King was born in Africa and personally aware of the skyrocketing human/elephant conflict in part an unintended consequence of saving elephants from near extinction. Her work began at Oxford University and the bee studies were her Ph.D. thesis.
It ended in northern Kenya where once all the details of a “bee fence” were engineered, a control study of 34 Turkana villages in a new agricultural area on an elephant migratory route were carefully monitored for elephant incidents.
Seventeen villages were wrapped by newly designed bee hives, and seventeen weren’t. Over a two-year period, the data was striking. Farmland and village domiciles wrapped by beehives went essentially elephant incident free. Unwrapped villages suffered constant incidents.
Originally King and other scientists thought their job had ended a few years ago when they proved that 90% of elephants will flee certain types of bee sounds, mostly those created by the buzzing wings. This sound in turn provokes a very specific elephant alarm call that is not only the sound of a terrified beast running away, but specific enough to cause other elephants in the area to flee as well.

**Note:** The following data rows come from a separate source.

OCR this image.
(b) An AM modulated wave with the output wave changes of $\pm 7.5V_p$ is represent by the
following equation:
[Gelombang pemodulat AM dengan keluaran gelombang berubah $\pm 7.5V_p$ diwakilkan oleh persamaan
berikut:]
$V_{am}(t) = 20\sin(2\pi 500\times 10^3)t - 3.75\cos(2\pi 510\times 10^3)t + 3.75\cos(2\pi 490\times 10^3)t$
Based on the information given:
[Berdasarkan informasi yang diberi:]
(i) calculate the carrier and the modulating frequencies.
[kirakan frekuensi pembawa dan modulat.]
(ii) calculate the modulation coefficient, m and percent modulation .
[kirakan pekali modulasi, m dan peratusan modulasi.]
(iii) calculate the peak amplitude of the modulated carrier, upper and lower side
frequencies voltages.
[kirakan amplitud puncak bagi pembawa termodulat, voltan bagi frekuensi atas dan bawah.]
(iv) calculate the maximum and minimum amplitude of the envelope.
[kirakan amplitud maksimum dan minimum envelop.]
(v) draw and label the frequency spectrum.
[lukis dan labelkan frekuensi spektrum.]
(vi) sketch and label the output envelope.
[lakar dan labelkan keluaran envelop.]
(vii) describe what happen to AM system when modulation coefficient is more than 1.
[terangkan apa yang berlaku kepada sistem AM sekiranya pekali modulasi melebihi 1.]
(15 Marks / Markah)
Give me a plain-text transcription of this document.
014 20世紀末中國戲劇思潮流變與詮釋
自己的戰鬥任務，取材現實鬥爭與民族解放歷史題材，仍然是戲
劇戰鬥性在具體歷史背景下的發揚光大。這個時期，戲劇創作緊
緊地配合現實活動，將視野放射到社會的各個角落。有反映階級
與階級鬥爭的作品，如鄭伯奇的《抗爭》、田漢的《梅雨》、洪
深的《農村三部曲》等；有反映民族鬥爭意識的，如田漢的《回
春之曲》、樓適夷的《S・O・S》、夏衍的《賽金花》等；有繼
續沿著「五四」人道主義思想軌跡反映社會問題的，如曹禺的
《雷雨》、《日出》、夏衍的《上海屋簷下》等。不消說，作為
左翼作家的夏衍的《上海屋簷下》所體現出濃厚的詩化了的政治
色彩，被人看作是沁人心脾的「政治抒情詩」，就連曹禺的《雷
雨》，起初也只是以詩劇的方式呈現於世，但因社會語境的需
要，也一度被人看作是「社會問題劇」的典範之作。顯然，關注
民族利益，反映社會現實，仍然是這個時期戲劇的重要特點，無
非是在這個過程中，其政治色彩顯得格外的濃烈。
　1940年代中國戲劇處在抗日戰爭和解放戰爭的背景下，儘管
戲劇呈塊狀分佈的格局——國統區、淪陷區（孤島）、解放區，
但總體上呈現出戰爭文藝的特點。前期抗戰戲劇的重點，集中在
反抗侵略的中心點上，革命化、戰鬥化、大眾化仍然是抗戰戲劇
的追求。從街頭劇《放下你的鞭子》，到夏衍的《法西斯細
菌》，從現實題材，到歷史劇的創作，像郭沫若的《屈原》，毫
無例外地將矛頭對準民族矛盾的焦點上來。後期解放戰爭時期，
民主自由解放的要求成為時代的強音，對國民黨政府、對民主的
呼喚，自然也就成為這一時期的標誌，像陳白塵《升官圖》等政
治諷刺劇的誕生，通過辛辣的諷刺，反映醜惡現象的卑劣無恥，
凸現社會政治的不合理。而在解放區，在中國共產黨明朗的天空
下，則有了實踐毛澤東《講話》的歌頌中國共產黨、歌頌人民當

Clearly reproducing the sound was all that was needed. And while that’s technologically easy, it can be expensive and requires maintenance like all fire alarms. Particularly far out in the bush where electricity is erratic.
Boing. Why not do it from the beginning?
Villages now have the added benefit of lots of honey, and the specially engineered beehives designed to increase the longevity of the hive and production of honey are far less expensive and much more durable than electronic sound systems.
Despite all the excitement this isn’t the BEE-all or end-all of elephant deterrents. During periods of drought – which are chronic in elephant land – honey bee populations dive. It might be true that eles get stung more, then, but they also get much less warning since there are far fewer bees making the sounds that scare them away.
So during these frequent periods of low rain bee hive fences lose some of their mojo. King has explained in her research that bees are just one – if the most potent – weapon in a necessary arsenal of elephant deterrence.
Nevertheless, it is clearly the best one so far, and may in fact have a greater application in parts of the world like Asia where human/elephant conflicts are also growing and drought is much less a problem.
Like so much in life, simplicity rules!